Lavish banquets were commonplace for European royals. But no one enjoyed it quite as much as King Adolf Frederick of Sweden.
Fredrick’s life was overall uneventful and not publicized. His death, however was another story. It all started during the fettisdag, also known as Fat Tuesday. Fat Tuesday is observed immediately prior Lent and is generally celebrated with extravagant parties and gorging on excessive feasts (for the royals, anyways).
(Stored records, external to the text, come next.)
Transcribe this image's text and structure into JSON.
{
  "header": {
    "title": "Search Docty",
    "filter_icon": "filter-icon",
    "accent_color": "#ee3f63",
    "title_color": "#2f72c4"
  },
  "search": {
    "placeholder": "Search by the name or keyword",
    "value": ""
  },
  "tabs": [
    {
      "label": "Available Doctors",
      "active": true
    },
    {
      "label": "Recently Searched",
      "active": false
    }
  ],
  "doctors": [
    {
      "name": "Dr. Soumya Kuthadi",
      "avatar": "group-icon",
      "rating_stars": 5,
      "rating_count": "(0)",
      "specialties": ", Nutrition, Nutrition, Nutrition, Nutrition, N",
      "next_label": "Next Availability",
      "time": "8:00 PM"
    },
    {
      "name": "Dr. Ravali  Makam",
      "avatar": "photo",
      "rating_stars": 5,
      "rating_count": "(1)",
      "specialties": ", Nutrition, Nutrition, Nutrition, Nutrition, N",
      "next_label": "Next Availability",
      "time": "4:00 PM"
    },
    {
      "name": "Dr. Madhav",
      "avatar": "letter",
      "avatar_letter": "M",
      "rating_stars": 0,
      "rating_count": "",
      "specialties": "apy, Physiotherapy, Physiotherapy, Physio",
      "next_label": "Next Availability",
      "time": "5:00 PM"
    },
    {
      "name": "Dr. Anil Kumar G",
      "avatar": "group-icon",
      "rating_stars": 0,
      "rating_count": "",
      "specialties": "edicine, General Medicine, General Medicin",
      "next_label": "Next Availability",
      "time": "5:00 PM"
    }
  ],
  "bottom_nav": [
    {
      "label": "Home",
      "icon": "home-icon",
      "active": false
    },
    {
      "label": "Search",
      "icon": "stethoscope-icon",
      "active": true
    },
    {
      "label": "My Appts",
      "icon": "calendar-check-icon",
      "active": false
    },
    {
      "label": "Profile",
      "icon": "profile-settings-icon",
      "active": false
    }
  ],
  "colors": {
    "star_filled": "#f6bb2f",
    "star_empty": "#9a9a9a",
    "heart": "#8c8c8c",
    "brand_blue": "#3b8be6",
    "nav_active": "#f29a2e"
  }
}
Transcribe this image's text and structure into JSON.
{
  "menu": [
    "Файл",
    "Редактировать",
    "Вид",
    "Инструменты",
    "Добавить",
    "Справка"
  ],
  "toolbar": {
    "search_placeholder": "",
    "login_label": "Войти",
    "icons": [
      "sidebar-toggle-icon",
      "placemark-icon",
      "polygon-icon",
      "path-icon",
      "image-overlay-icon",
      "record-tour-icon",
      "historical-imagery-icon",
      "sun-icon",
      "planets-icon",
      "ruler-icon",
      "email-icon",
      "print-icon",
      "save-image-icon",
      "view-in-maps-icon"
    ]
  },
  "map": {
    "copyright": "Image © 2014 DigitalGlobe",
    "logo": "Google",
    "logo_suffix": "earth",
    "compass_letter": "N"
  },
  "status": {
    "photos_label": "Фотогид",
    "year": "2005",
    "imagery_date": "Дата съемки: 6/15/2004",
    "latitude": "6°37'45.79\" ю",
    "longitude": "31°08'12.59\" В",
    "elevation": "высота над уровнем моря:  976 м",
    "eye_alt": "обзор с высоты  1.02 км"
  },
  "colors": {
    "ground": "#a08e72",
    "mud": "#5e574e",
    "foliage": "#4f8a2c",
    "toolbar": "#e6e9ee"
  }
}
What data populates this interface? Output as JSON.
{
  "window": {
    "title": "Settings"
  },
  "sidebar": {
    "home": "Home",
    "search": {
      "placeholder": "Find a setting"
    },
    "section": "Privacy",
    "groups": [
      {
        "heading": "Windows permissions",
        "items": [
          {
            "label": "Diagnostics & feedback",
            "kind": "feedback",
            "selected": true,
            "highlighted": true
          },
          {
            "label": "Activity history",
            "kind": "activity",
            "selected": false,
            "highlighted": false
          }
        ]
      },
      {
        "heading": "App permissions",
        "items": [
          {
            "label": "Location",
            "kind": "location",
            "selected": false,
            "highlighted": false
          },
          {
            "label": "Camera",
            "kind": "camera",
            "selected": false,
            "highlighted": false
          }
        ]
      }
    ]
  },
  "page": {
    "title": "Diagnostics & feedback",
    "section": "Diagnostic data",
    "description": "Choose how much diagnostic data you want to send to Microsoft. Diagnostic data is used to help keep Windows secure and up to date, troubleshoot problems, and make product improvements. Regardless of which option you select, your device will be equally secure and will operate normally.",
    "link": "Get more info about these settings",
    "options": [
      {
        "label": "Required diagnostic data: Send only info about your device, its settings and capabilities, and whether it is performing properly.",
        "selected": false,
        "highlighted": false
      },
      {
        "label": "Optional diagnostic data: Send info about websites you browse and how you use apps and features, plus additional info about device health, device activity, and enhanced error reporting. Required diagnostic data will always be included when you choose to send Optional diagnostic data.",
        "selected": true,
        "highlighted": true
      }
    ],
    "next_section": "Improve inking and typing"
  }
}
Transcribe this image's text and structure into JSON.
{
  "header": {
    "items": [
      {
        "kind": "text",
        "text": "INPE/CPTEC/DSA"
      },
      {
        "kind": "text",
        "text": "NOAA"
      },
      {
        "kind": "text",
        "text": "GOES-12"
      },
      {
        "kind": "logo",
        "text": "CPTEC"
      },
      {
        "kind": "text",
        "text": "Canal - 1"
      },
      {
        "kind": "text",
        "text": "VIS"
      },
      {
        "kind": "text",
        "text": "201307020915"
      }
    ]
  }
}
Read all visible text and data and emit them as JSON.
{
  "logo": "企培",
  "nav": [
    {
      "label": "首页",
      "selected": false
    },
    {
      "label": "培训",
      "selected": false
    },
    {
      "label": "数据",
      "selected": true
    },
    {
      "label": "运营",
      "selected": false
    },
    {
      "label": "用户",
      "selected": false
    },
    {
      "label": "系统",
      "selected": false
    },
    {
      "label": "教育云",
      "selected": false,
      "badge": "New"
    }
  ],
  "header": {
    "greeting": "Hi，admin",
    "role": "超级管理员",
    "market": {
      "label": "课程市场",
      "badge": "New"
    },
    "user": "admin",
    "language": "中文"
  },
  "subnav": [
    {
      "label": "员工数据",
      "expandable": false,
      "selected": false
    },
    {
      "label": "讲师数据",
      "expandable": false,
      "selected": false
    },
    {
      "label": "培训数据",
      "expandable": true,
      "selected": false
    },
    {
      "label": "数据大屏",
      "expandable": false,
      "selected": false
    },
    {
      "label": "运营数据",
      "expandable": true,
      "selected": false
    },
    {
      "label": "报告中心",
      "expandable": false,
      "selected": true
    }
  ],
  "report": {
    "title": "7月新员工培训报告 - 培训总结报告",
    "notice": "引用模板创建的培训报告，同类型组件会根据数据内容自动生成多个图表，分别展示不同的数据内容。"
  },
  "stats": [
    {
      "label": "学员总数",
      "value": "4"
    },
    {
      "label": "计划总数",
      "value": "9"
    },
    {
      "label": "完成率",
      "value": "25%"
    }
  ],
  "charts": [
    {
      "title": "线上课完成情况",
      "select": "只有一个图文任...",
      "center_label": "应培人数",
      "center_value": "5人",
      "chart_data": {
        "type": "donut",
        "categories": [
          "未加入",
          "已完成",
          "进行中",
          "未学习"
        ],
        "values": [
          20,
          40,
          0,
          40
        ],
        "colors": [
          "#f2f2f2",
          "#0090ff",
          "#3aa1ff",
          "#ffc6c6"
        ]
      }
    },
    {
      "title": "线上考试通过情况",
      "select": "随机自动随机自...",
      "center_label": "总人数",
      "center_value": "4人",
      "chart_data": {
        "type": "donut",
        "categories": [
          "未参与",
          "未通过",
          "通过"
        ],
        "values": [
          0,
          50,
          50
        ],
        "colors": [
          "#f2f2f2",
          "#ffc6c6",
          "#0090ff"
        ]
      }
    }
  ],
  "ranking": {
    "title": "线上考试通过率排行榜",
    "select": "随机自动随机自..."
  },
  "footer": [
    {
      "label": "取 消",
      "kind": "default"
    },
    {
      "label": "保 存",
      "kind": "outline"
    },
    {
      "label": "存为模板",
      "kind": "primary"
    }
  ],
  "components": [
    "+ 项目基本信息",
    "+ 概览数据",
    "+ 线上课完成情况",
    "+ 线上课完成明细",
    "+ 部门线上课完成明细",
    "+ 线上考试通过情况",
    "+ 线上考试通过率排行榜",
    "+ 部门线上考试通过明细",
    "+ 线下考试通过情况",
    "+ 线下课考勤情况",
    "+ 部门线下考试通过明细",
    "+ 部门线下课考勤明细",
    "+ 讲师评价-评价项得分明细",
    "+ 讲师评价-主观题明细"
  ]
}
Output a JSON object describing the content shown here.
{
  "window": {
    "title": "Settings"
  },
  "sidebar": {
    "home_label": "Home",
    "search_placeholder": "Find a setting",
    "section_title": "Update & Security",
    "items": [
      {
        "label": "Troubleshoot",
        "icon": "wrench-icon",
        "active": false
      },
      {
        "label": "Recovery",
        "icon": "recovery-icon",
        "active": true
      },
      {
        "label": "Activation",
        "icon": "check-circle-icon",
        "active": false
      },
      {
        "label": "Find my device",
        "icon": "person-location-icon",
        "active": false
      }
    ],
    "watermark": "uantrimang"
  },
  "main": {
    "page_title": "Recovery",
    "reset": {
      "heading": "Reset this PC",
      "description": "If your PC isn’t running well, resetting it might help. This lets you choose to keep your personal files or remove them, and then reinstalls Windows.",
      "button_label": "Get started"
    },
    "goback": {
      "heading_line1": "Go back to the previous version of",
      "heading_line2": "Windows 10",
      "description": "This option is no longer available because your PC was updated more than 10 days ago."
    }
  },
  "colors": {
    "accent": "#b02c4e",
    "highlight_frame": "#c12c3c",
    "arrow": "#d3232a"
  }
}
King Adolf Frederick of Sweden’s rise to the throne
Frederick ascended the throne in a rather unorthodox way. His aunt, Empress Elizabeth of Russia, was hot off a victory during the Russo-Swedish War. She agreed to place much of Finland under Swedish rule along with a few other concessions on the condition that her nephew, Adolf Frederick, was to succeed the throne. This was after King Frederick I of Sweden died.
Though he was technically king, he was essentially just a figurehead. The parliament had more authority and powers than he had, he was didn’t have to make an important, kingly decisions.
Death by cream-filled buns
In line with his unconventional life, the way he left this world was also pretty out of the ordinary. It appears that he had overeaten during the fettisdag, which then resulted in complications with his digestive tract.
His last meal consisted of foods rich in fat and carbohydrates. He ate some lobsters along with a caviar, fish, and sauerkraut among other dishes. He also drank a lot of champagne. However, it was semla that possibly caused him his life. King Adolf Frederick ate 14 servings of this cream-filled bun.
At the time, this particular dish was only served on special occasions and it is possible that the royal was ceasing the moment by binge eating them. The sweet buns would ultimately do him in.